Außerdem sind Aufklärung und Beratung wesentliche Erfordernisse, die dieser Entwurf berücksichtigt und in den Vordergrund der praktischen Handhabung rückt. Damit wird die Rolle des betroffenen Knaben erheblich gestärkt - auf seine Zustimmung kommt es maßgeblich an. Das Kind selbst rückt in den Mittelpunkt des Geschehens um seinen Körper. Durch die Stärkung der Stellung des Betroffenen, durch Aufklärung und Beratung steigen auch erheblich die Chancen, dem sozialen Druck zur Beschneidung zu widerstehen. Wichtig wird die institutionelle Ausgestaltung und die praktische Handhabung des Vetorechts sein, damit eine freie Entscheidung des Knaben möglich ist.

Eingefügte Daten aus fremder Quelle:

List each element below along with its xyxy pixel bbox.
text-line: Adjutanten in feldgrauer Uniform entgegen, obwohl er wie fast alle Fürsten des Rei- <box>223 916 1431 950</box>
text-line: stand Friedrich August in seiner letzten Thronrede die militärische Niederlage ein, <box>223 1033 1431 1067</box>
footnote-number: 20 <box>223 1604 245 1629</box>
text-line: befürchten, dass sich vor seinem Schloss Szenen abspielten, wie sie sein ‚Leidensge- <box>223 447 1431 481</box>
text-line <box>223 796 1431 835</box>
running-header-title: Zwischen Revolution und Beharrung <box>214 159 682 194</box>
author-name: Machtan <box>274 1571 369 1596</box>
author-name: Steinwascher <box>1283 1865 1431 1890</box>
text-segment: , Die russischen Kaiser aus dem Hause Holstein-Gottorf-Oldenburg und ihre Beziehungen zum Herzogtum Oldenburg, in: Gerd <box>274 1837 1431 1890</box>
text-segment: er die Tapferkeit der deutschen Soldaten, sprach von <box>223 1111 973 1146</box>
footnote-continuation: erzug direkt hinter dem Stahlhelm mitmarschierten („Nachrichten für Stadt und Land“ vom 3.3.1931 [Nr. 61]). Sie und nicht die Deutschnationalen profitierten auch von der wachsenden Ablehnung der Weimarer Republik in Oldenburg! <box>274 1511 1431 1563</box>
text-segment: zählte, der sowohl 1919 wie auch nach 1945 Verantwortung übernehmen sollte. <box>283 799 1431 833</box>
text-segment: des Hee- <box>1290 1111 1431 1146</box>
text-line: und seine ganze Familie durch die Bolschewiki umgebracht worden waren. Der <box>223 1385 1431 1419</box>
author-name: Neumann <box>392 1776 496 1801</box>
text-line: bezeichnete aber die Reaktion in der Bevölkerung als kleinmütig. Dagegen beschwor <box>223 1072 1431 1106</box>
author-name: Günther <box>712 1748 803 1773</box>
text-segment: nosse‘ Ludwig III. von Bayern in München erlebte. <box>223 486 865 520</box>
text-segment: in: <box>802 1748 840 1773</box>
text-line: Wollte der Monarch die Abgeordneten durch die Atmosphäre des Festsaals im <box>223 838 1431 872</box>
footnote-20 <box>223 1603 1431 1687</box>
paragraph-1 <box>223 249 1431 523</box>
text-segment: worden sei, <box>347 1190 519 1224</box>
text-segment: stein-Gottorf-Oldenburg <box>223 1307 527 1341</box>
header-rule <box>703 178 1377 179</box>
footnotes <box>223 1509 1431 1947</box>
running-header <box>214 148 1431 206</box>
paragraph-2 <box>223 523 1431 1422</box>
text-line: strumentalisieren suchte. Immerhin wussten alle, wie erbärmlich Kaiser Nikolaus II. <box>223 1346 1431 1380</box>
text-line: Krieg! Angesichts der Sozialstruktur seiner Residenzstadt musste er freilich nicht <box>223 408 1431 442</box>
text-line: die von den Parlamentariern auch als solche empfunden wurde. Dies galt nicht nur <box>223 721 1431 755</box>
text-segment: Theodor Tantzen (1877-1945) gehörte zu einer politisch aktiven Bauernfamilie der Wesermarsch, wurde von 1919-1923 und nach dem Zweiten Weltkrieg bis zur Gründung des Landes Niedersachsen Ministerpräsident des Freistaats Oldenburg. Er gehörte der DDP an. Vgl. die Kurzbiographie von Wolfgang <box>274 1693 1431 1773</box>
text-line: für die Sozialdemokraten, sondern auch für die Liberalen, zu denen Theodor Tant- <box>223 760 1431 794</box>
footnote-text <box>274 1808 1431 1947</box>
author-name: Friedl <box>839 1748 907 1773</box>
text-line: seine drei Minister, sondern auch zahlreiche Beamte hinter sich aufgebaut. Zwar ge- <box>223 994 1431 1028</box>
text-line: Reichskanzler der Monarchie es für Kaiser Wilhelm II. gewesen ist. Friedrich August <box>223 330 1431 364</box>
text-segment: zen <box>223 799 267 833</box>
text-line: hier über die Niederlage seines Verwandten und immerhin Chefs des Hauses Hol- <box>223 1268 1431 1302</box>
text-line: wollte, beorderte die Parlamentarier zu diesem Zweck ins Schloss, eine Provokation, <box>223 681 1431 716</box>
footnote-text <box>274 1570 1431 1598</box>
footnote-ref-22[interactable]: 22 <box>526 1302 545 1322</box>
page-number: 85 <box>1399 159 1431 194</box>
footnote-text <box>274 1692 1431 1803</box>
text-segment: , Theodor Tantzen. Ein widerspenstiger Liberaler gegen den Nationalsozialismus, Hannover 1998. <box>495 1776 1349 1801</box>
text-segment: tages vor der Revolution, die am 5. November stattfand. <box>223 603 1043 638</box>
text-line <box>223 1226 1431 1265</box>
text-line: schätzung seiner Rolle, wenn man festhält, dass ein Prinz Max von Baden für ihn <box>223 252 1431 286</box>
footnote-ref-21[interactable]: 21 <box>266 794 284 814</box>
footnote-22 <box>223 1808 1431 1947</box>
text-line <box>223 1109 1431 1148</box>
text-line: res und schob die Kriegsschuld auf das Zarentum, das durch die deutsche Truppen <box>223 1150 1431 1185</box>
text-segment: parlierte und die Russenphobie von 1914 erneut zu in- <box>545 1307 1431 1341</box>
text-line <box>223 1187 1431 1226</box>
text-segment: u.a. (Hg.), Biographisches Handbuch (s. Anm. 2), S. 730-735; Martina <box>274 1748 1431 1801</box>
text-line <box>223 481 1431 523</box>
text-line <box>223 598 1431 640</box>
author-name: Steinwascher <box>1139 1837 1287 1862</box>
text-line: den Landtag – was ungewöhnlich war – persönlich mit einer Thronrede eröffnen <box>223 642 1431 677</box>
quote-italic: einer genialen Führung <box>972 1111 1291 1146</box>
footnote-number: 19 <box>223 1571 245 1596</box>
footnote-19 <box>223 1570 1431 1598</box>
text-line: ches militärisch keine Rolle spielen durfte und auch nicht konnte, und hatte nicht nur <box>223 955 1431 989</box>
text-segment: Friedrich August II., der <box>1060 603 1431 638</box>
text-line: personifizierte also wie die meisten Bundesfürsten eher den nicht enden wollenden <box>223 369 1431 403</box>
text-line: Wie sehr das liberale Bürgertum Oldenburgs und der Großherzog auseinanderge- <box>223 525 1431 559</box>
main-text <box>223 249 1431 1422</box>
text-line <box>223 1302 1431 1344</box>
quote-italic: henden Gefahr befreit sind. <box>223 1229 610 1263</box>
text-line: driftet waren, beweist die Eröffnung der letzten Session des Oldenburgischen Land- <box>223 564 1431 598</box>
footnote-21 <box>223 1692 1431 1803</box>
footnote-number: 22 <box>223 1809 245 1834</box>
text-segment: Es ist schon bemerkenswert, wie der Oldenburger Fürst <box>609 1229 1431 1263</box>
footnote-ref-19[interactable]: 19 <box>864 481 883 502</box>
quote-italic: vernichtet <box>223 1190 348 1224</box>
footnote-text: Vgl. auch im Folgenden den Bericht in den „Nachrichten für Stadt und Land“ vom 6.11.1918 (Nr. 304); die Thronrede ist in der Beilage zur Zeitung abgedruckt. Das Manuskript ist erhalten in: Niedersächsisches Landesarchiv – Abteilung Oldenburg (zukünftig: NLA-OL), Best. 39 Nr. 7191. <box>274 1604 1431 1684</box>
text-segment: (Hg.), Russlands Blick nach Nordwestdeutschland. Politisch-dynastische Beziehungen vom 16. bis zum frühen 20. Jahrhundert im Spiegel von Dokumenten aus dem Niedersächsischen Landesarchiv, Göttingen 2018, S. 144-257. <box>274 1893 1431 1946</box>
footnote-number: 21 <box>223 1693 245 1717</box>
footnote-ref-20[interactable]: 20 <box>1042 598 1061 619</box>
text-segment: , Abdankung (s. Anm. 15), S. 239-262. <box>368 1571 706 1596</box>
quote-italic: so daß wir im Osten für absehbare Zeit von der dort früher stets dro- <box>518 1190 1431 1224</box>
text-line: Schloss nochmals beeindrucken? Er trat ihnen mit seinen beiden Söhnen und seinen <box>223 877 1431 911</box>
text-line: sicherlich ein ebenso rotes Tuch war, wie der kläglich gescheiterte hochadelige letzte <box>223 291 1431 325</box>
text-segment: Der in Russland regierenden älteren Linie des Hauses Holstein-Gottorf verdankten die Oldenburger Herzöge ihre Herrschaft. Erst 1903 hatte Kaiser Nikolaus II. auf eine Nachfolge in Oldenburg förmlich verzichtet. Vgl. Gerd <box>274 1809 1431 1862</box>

Es sollte hierbei auch nicht übersehen werden, dass die öffentliche Diskussion dieses Themas nach dem Kölner Landgerichtsurteil auch in den muslimischen und jüdischen Communities das Bewusstsein für die Problematik des Beschneidungseingriffs geschärft hat und dass die vorgesehene Regelung auf einen Diskussionsprozess setzt.

Hohe medizinische Anforderungen

Medizinische Risiken werden nach dem Gesetzesentwurf durch die zu berücksichtigenden Qualitätsanforderungen an den tätig werdenden Arzt, der über Spezialkenntnisse hinsichtlich Beschneidungen verfügen muss, weitgehend minimiert. Dass selbstverständlich kein Nichtmediziner, kein nichtärztlicher Beschneider, mehr tätig werden darf, ergibt sich schon aus dem Wortlaut der vorgesehenen Regelung. Der Entwurf geht davon aus, dass eine effektive Schmerzbehandlung erforderlich ist, was sich bereits aus der Formulierung von „den Regeln der ärztlichen Kunst“ ergibt. Durch die Festlegung des Mindestalters auf 14 Jahre werden zudem die bei Säuglingen vorhandenen erheblichen gesundheitliche Risiken etwa aufgrund einer „Bluterkrankheit“, die vor der Beschneidung nicht festgestellt wird, ausgeschlossen. Eine Traumatisierung durch den Eingriff bei einem erst wenige Tage alten Kind, welches den Schmerz des Abtrennens der zu diesem Zeitpunkt noch fest mit der Eichel verklebten Vorhaut zwar verspürt, jedoch nicht verarbeiten kann, ist mit dieser vorgesehenen Regelung ausgeschlossen.

Einschränkung von Risiken gegenüber dem Regierungsentwurf

Ebenso wie der Gesetzentwurf der Bundesregierung lässt auch dieser Entwurf jegliche Beschneidungen aus medizinisch nicht erforderlichen Gründen, somit prinzipiell aus jeglichem Grunde zu. Satz 2 des § 1631d BGB-E regelt, dass trotz Vorliegens sämtlicher Erfordernisse einer Beschneidungseinwilligung der Eltern unwirksam sein kann, wenn unter Berücksichtigung der Besonderheiten des Einzelfalls („unter Berücksichtigung ihres Zwecks“) des Kindeswohl gefährdet wird. Nach dem Regierungsentwurf ist keinerlei Kontrolle des Zwecks der Beschneidung vorgesehen, dieser muss vor der Beschneidung nicht einmal (auch nicht der beschneidenden Person) genannt werden, so dass jeglicher elterlicher Willkür Tür und Tor geöffnet ist (bis hin zu Beschneidungen als Bestrafung oder um Masturbation zu unterbinden). Diesen Risiken begegnet der Entwurf der Bundestagsabgeordneten dadurch, dass der Knabe ausdrücklich zustimmen und dass zusätzlich seine Einsichts- und Urteilsfähigkeit bezüglich der Beschneidung gegeben sein muss, was eine (ausführliche) Kommunikation mit ihm erfordert.